Butterfield Hospital, 1925

Sometime after 1913, he was hired to design the buildings that Butterfield left to the Cold Spring community. The Tudor Revival rectory at St. Mary’s came first, dedicated in 1916. In 1918 Hobart designed additions and alterations to the Charles Seton Lindsay residence on Route 301 east of Cold Spring, a home that was later acquired by Dr. and Mrs. Walter Timme.
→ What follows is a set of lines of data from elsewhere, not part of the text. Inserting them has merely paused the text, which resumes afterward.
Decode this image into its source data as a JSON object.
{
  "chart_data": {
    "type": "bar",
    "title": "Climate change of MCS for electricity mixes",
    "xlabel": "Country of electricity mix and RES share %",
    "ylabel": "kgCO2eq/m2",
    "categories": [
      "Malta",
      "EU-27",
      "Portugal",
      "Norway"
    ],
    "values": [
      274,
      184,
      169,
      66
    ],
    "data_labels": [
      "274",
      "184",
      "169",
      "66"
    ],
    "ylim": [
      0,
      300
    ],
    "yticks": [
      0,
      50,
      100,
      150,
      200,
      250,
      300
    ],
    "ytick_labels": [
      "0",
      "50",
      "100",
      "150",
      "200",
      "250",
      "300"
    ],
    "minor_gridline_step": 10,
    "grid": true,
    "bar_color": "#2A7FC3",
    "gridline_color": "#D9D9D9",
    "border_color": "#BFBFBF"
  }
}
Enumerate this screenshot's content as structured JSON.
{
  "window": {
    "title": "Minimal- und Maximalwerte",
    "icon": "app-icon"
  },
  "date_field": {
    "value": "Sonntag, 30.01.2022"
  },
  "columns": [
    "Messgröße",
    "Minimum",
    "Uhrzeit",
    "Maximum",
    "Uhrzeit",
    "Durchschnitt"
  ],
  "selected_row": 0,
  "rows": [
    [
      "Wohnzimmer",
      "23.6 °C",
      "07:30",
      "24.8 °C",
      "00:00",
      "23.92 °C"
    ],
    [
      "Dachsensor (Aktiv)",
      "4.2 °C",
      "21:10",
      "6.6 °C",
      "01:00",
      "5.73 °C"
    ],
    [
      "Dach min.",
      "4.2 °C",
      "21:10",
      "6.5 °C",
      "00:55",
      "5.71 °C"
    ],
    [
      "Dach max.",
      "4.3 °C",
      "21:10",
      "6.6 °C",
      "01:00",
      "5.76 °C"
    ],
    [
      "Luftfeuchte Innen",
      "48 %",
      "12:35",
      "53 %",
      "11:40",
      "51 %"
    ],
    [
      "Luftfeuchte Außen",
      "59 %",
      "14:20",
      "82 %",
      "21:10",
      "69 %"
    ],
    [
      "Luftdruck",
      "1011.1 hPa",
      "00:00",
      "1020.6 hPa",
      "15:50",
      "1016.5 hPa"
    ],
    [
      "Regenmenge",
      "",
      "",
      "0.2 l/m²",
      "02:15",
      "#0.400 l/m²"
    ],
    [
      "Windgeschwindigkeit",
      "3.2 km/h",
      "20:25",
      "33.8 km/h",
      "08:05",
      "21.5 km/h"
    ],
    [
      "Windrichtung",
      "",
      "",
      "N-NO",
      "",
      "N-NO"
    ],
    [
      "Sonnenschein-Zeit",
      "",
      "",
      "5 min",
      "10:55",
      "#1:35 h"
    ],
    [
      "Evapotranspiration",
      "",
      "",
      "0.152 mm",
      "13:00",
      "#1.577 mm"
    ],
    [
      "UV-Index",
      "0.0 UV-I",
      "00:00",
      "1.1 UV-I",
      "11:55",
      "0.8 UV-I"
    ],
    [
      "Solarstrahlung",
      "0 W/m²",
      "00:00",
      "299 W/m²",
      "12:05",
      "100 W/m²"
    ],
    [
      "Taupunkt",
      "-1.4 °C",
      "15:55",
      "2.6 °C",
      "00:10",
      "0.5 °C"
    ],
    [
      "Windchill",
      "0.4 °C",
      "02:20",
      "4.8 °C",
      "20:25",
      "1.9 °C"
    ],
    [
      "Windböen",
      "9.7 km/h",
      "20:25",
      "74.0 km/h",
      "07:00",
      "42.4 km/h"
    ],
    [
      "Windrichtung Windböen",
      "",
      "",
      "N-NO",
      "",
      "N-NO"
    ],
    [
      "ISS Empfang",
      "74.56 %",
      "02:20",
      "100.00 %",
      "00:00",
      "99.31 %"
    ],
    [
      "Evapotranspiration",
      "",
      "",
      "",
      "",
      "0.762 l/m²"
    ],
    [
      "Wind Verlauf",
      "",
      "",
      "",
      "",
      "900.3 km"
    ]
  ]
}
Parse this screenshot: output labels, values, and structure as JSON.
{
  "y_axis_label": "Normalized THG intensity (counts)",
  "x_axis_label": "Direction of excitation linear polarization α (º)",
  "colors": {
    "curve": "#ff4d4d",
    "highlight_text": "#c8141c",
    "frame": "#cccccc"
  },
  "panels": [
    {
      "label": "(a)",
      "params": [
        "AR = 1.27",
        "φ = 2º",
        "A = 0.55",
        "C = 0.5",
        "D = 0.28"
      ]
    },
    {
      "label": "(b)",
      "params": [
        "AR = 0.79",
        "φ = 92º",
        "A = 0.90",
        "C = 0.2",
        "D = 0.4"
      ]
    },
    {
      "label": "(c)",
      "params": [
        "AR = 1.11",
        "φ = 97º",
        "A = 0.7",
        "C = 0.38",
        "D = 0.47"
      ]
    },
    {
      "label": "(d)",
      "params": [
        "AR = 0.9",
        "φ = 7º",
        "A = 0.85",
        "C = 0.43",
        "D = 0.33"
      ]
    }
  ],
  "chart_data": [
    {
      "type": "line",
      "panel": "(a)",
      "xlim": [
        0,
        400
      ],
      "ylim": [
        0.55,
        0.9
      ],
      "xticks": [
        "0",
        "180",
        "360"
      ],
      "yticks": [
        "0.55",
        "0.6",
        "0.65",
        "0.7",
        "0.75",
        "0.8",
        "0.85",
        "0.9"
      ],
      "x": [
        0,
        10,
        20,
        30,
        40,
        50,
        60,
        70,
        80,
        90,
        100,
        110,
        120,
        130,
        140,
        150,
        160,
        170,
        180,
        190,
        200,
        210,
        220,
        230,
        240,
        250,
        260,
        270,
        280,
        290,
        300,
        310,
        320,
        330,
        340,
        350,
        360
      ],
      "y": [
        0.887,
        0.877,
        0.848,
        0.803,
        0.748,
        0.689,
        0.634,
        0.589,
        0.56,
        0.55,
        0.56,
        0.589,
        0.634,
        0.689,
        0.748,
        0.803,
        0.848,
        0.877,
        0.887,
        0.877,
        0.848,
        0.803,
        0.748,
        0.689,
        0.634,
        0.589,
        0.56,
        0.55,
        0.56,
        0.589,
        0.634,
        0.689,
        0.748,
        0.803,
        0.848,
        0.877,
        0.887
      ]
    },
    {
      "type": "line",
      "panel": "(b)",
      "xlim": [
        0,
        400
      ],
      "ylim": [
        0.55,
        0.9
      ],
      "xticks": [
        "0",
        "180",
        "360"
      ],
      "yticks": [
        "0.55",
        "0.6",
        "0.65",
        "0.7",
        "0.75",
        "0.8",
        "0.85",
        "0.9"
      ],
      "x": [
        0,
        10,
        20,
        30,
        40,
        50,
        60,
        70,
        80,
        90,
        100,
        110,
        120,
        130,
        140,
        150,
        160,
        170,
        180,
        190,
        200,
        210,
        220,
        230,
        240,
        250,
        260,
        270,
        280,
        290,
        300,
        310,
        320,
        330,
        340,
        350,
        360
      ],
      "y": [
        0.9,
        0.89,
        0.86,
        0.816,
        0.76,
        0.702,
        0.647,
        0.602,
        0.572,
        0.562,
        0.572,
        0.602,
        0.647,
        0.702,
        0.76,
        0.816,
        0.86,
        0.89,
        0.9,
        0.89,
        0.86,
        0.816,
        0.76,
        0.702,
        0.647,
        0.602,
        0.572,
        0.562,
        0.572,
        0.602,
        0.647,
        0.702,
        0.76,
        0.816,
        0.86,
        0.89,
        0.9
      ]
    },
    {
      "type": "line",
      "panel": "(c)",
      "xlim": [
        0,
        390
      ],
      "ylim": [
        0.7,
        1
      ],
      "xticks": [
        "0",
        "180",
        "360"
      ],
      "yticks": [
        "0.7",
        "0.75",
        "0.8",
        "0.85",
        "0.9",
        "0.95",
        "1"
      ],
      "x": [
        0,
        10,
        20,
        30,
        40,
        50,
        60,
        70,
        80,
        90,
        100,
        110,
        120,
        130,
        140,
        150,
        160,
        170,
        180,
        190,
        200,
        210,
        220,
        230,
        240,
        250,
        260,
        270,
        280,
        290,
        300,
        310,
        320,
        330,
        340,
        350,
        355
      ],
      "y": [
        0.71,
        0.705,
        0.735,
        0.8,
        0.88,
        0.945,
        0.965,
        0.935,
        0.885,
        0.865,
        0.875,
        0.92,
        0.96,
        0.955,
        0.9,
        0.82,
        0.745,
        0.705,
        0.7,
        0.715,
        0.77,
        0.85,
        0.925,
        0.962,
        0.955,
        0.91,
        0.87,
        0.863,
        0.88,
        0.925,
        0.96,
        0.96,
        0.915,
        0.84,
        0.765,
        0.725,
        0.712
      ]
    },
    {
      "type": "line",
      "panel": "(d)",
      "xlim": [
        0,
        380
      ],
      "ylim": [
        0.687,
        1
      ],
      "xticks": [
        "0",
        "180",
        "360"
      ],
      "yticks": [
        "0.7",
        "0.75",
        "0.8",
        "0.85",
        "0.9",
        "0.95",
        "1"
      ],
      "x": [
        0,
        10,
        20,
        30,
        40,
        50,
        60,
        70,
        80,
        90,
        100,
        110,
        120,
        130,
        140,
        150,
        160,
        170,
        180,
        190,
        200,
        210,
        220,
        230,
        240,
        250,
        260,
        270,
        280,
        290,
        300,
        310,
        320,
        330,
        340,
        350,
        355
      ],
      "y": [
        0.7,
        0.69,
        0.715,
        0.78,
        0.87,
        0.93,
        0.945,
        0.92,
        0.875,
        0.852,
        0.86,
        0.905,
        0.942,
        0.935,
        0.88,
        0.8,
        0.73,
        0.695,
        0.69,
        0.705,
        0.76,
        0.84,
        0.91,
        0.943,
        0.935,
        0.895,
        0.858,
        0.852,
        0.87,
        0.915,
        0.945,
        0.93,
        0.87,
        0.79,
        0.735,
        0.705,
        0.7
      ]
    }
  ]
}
Both Butterfield Library and Butterfield Hospital were designed in 1919, but warring factions among the estate’s trustees kept the construction documents from being bid until 1922. It was only the death of most of the trustees and executors and along with the push from local residents C.R. Squire, the school board chairman, and Dr. Coryell Clark that enabled the impasse to be broken. Hobart Upjohn was paid a total of $5,032.72 for commission and expenses on the hospital, $1,749.31 for the library.

Hobart Brown Upjohn died in 1949 in Poughkeepsie after a long illness. He was 74 years old. He was buried in Green-Wood Cemetery in Brooklyn.

This essay was submitted by the Historic District Review Board of Cold Spring.